Furthermore, walking on concrete is not the best way to learn Newton’s second law; you know, the one that says that “every action has an equal and opposite reaction”. The more you pound the concrete, the more it pounds your cartilage back, and it’s just a matter of time before the complaining knees start creaking and groaning.

The problem is, there aren’t too many alternatives. Walking or running inside the gardens is not easy because of the grass and gravel. Some of the smaller nearby lanes, such as RP Masani Lane, the VJTI lane and the roads around Don Bosco help if you don’t want to bump into people all the time, but the concrete and pollution remain. One friend of mine, just to get away from the crowds, actually runs at 5.30AM on RAK Rd (char rasta) in the middle two lanes, upto Sewri and back.
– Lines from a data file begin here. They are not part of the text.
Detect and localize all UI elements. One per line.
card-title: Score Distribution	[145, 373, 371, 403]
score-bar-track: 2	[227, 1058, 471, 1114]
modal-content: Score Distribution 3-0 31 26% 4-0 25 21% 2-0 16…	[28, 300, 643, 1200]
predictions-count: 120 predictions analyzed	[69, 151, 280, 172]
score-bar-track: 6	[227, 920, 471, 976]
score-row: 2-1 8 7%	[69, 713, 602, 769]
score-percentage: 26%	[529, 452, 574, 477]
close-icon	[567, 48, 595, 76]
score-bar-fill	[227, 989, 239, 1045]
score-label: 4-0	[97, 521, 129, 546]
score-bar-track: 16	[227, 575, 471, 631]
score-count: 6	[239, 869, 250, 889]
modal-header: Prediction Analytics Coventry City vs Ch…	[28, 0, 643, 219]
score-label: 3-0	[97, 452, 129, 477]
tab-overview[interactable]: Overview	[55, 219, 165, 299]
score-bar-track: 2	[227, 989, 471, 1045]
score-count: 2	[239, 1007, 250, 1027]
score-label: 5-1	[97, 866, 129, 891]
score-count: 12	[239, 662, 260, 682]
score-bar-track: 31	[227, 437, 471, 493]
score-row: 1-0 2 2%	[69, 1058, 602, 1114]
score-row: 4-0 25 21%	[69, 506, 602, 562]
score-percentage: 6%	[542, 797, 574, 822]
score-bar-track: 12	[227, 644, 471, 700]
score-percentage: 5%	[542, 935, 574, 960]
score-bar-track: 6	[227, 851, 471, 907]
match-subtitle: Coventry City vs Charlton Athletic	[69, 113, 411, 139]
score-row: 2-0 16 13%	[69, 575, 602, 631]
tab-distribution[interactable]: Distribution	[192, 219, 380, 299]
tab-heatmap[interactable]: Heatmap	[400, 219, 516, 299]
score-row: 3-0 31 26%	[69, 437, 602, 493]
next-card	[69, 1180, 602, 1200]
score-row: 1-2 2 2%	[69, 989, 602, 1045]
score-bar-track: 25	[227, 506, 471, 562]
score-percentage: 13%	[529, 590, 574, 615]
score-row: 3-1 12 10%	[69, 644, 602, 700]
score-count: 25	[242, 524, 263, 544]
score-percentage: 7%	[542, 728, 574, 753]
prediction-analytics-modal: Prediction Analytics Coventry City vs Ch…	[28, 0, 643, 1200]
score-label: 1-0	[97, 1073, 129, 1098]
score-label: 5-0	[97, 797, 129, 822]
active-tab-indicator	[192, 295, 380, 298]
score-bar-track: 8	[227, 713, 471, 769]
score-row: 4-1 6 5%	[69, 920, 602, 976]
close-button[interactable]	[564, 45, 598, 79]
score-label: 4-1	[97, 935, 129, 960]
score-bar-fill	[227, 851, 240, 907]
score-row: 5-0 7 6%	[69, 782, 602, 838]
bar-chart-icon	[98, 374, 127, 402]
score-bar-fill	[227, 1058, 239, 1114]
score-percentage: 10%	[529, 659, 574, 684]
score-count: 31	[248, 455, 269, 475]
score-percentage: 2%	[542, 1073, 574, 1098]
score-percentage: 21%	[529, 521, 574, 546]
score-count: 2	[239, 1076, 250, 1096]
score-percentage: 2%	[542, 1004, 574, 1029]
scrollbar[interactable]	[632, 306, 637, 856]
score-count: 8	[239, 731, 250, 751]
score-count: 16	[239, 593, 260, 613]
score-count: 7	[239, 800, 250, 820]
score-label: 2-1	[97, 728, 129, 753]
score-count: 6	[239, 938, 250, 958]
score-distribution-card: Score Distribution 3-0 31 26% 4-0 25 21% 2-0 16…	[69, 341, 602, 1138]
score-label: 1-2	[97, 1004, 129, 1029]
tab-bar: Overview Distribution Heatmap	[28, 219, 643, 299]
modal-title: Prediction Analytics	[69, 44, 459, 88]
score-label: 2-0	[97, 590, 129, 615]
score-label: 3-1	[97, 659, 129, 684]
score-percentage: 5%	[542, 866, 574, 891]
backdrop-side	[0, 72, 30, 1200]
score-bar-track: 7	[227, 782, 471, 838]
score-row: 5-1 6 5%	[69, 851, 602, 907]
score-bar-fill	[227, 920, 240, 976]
Unfortunately, Matunga lacks an enclosed space like a Jogger’s Park or a Priyardarshini. Maheshwari Udyan is too small and not exercise-friendly at all. The nearest large garden is Bhakti Park in Wadala East, near the IMAX, but that’s a good 20 minutes drive away from Matunga and is slowly getting crowded as well.

For those who don't want to run, there are alternatives like the gyms at Matunga Gujarati Club, Matunga Gymkhana and Talwalkar's in Wadala. Which are not bad options, but they lack the glamour of some of the newer, trendier gyms that have come up in other parts of town.

Having said that, one of Mumbai's best mud-tracks for walking and jogging is also one of Matunga's best-kept secrets. Few people know about it, and even fewer use it. .....and honestly, Viplav would kill me, if I mention another word!